Törless sat there befuddled. The only thing to reach his consciousness, out of a general dull, whirring, droning sensation, was the ticking of his pocket-watch. It wagged along behind the lethargic body of the hours like a little tail. The room became blurred ... Surely Basini couldn’t still be writing ... ‘Ah, he probably doesn’t dare turn on the light,’ Törless thought to himself. But was he still in his seat? Törless had been gazing out into the bare, gloomy landscape and had to accustom his eyes to the darkness of the room. Yes, there, that motionless shadow, that’ll be him. Listen, he’s even sighing - once, twice ... Or is he asleep?
A servant came and lit the lamps. Basini started awake and rubbed his eyes. Then he took a book from his desk and looked as though he was trying to memorize something.
Törless’s lips burned to speak to him, and to avoid doing so he quickly left the room.
That night Törless came close to attacking Basini, such a murderous sensuality had awoken in him after the pain of the unthinking, dull-witted day. Fortunately sleep rescued him in time.
The next day passed, bringing nothing but the same barren quietness. The silence and expectancy left Törless overwrought - the constant attentiveness consumed all his mental powers, leaving him incapable of thought.
Crushed, disappointed, so dissatisfied with himself that he was prone to the most awful doubts, he went to bed early.
He had been lying for a long time in restless, feverish half-sleep, when he heard Basini coming.
Without stirring, he gazed after the dark figure walking past his bed; he heard the sound of clothes being undone; then the rustling of the covers being drawn over the body.
Törless held his breath, but he could hear nothing more. And yet he couldn’t shake off the feeling that Basini wasn’t sleeping, but listening just as hard to the darkness as he was.

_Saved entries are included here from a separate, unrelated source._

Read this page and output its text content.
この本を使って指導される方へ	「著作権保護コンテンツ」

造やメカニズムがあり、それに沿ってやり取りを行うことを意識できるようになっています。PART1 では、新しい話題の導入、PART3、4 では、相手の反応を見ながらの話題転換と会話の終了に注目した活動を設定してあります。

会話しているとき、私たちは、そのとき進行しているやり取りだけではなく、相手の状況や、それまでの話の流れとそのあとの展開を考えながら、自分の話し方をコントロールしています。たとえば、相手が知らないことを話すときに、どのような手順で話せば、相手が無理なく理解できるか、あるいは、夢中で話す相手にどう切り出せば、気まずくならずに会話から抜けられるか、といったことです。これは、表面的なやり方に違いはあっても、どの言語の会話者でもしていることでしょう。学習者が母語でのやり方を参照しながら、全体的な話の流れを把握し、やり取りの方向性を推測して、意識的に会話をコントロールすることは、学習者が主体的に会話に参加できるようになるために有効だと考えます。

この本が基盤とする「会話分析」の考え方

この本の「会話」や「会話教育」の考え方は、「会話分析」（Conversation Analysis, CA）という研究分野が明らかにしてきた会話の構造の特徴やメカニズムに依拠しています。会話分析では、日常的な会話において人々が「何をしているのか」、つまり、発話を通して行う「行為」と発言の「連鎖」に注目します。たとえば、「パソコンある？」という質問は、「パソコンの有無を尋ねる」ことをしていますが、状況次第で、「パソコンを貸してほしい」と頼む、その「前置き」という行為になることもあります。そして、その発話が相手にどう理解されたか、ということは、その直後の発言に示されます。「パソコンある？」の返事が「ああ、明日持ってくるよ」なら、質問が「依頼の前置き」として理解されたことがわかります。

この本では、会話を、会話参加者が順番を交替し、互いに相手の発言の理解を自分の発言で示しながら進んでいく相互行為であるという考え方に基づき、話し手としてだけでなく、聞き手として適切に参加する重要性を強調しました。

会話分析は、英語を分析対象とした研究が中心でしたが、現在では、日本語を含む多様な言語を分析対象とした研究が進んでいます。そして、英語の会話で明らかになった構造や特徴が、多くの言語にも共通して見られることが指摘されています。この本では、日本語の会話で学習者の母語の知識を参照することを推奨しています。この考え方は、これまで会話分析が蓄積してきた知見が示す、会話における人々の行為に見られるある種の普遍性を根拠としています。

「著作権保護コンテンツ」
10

Quarter-hours passed — hours. Interrupted here and there by the quiet sound of bodies stirring quietly in bed.
Törless was in a curious state that kept him awake. Yesterday his fever had been caused by sensual images in his imagination. Only right at the end had they taken a turn towards Basini. Under the relentless hand of sleep, which erased them, they had rebelled for one last time, and he had only a very dim memory of that. Today, though, from the start, there had been nothing but a compulsive desire to get up and walk over to Basini. It had been hardly bearable while he had had the feeling that Basini was awake and listening out for him. And only now, when Basini was probably asleep, was there a cruel thrill in the idea of falling on the sleeping boy as one might fall on one’s prey.
Törless already felt the movements of sitting up and getting out of bed twitching in all his muscles. But none the less he could not yet shake off his immobility.
‘What would I do with him?’ he wondered in his fear, almost out loud. And he had to admit that his cruelty and sensuality had no real object. He would have been confused if he actually had jumped on Basini. Surely he didn’t want to beat him up? God forbid! So how did he plan on using Basini to satisfy his sensual impulses? He felt an involuntary repulsion when he thought of the various vices to which young boys are prone. Laying himself bare like that before another human being? Never! ...
But as that revulsion grew, the impulse to walk over to Basini intensified as well. Finally Törless was utterly convinced of the senselessness of any such endeavour, but a physical compulsion seemed to pull him from bed as though he was tied to a rope. And while all the images fled from his mind and he kept saying to himself that it would probably be best to try and go to sleep now, he rose mechanically from his bed. Very slowly - feeling that the mental compulsion was painstakingly gaining ground against the resistance it encountered - he got up.